A good share of the U.S. government is shut down over Trump’s faux emergency demand for taxpayer money to fund the wall that he promised his supporters, time and again, that Mexico would pay for.
Amid this manufactured crisis, which has easily over a million uncertain about their next paycheck (government employees and contractors, along with those who rely on those salaries (including, for example, food service providers who no longer have lunch customers)), some news came in to my desk top about walls to believe in, walls worthy of funding.
Just as The Great Wall can be seen from space, the PRC’s 21st version will likely be visible by the naked eye of space tourists in the coming years. China’s Great Green Wall “is planting a 4,500 kilometer area with 100 billion trees”. Planting trees to fight desertification is also a fast-acting tool to fight climate change.
A #wall to believe in. https://t.co/Myfx8cIObp
— A Siegel (@A_Siegel) December 17, 2018
Halfway around the world, Africa’s Great Green Wall targets an 8000km long “natural wonder of the world across the entire width of Africa” and “creates a barrier against climate change running across the Sahel region.” A decade in, it covers about 15% of that length with millions of planted trees and large swaths of improved land.

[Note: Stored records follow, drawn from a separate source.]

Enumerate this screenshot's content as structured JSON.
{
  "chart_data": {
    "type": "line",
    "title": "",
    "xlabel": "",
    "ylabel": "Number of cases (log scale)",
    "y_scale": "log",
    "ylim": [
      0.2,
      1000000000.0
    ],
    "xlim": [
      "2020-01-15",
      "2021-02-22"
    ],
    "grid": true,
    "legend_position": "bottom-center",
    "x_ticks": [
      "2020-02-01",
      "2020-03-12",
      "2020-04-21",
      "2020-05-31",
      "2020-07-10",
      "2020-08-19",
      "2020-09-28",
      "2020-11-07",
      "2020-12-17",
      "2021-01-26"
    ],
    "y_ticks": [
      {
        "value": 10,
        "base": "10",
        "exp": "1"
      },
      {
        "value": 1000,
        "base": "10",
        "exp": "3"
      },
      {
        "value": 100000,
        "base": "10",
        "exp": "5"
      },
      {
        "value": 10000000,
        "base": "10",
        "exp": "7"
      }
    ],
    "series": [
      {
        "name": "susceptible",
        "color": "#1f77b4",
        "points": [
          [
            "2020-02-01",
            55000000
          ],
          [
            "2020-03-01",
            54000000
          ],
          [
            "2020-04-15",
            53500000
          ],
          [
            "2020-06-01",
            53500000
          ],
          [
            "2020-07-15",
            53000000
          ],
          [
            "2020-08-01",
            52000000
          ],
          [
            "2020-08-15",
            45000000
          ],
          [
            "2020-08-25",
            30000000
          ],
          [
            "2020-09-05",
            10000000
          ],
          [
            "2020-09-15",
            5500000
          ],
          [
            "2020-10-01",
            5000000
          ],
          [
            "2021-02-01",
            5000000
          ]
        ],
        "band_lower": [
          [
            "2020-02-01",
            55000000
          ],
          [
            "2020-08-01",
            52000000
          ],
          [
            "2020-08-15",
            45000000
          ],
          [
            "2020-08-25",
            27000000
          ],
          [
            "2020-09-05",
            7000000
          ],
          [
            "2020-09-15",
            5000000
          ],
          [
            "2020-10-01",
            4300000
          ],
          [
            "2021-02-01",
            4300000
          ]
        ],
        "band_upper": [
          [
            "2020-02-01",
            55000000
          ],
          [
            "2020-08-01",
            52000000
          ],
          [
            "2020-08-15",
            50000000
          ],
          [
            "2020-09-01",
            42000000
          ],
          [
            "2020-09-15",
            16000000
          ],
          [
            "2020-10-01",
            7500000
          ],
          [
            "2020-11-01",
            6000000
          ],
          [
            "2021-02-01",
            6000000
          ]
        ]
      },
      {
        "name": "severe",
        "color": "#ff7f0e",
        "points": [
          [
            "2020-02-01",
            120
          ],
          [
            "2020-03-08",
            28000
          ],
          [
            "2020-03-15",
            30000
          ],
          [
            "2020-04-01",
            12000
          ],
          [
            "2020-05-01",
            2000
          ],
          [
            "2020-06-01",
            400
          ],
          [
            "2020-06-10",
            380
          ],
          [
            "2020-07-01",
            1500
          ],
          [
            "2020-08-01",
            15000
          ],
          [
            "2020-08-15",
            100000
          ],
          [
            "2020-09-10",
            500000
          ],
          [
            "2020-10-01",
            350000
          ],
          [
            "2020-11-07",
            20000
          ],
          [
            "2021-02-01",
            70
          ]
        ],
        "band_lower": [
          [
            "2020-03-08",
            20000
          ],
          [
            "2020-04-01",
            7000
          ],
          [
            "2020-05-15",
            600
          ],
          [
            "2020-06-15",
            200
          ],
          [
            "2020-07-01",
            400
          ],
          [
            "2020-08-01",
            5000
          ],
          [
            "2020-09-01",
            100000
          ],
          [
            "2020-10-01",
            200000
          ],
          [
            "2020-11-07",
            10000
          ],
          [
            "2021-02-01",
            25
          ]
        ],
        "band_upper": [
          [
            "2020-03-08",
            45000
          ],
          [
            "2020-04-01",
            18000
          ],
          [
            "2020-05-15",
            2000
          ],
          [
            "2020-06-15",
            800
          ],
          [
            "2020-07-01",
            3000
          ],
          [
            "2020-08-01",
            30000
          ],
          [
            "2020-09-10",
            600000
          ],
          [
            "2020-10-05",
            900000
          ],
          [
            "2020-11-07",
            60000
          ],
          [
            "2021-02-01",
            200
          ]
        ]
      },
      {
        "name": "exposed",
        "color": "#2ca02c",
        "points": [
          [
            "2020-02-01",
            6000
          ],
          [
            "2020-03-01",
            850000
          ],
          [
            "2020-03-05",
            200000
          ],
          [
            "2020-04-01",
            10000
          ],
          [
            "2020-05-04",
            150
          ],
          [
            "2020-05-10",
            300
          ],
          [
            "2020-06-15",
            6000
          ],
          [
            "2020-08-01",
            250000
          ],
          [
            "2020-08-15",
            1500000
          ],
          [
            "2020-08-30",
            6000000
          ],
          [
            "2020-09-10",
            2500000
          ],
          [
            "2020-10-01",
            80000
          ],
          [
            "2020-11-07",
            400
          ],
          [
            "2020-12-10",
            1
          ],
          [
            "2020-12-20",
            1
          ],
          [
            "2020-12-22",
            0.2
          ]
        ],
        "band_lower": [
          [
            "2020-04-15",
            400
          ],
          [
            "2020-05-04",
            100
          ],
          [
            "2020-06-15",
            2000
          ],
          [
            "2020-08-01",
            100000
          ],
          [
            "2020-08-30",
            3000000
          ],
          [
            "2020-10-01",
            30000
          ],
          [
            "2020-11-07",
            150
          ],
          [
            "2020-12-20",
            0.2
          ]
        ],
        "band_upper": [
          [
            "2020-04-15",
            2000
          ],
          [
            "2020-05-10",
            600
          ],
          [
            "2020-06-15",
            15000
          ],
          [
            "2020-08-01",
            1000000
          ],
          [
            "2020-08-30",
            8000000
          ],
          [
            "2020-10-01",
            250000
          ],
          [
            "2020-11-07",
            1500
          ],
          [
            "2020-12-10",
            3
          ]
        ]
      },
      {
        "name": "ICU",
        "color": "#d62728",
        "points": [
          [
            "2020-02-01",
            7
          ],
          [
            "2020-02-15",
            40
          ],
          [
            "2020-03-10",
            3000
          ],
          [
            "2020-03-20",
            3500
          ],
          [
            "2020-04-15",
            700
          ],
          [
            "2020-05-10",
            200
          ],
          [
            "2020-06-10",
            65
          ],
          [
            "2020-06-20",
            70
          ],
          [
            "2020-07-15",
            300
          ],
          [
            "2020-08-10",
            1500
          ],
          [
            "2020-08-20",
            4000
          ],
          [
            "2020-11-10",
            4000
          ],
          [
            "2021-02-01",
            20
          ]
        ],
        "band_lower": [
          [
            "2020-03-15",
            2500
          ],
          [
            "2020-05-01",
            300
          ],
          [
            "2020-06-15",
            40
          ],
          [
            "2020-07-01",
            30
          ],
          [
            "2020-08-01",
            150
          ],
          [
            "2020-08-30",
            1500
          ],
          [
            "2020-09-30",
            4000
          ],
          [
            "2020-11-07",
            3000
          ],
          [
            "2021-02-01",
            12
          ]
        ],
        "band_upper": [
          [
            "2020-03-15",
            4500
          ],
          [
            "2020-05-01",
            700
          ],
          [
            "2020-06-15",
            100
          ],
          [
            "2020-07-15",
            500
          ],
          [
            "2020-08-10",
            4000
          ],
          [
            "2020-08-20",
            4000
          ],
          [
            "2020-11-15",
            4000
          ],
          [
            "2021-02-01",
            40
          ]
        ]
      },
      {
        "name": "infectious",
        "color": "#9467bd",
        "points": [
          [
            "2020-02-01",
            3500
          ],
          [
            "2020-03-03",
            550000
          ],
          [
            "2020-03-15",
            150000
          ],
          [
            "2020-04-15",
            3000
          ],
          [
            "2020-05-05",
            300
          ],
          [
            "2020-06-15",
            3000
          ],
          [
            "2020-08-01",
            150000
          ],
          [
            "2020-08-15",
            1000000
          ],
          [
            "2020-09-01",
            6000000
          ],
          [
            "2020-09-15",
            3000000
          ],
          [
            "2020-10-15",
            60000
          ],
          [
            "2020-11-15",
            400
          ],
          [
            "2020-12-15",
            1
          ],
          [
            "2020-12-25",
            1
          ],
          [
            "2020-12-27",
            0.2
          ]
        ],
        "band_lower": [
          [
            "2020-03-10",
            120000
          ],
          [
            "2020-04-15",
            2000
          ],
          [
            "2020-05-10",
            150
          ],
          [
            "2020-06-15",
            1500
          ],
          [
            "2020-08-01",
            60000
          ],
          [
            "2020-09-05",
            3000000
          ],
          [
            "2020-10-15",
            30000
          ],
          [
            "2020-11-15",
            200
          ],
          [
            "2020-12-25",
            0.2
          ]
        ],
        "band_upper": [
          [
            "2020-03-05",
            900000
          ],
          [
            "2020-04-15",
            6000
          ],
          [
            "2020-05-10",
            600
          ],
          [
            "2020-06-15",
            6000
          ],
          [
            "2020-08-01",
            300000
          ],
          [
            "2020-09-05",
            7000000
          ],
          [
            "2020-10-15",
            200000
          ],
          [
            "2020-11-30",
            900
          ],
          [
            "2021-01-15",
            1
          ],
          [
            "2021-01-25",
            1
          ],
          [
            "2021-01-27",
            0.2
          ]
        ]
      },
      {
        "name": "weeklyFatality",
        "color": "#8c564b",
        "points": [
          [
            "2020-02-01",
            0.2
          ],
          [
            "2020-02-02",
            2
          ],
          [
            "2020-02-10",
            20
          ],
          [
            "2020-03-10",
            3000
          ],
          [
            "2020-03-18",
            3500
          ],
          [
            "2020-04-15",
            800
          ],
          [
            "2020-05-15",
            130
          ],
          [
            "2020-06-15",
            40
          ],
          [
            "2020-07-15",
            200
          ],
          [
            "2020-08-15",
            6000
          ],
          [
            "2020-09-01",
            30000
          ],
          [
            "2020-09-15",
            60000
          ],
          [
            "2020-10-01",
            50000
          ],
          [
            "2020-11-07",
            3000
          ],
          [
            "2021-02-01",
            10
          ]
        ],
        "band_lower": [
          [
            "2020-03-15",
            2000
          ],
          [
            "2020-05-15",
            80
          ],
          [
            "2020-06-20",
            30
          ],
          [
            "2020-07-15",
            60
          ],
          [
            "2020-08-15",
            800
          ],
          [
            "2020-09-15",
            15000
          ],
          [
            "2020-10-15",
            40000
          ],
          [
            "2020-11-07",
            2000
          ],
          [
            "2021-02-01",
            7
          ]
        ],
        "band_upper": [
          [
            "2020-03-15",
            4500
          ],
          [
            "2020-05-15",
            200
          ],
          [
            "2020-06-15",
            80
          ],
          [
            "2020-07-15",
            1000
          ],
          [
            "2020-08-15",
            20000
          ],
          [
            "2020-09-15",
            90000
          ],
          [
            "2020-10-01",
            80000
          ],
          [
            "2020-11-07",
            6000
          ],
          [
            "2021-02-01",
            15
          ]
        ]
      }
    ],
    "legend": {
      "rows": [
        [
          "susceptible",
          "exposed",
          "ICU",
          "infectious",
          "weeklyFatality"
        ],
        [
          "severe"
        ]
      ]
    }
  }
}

Rather than Trump’s steel picket monstrosity, a collaborative US-Mexican effort could combine large-scale renewable energy with agricultural projects to create a green swath along the border that would create jobs and prosperity for both nations.
Due to climate change and other impacts of human activity, human civilization (and natural ecosystems) is facing a Shrinking Planet: sea-level rise, desertification, and other impacts are literally reducing the land area available to support human civilization. Efforts like China’s and Africa’s Great Green Walls are paths to slow and even reverse that ‘shrinking’.
Amid the #TrumpShutdown, it is worth remembering and emphasizing that there are walls worth supporting, walls worth funding.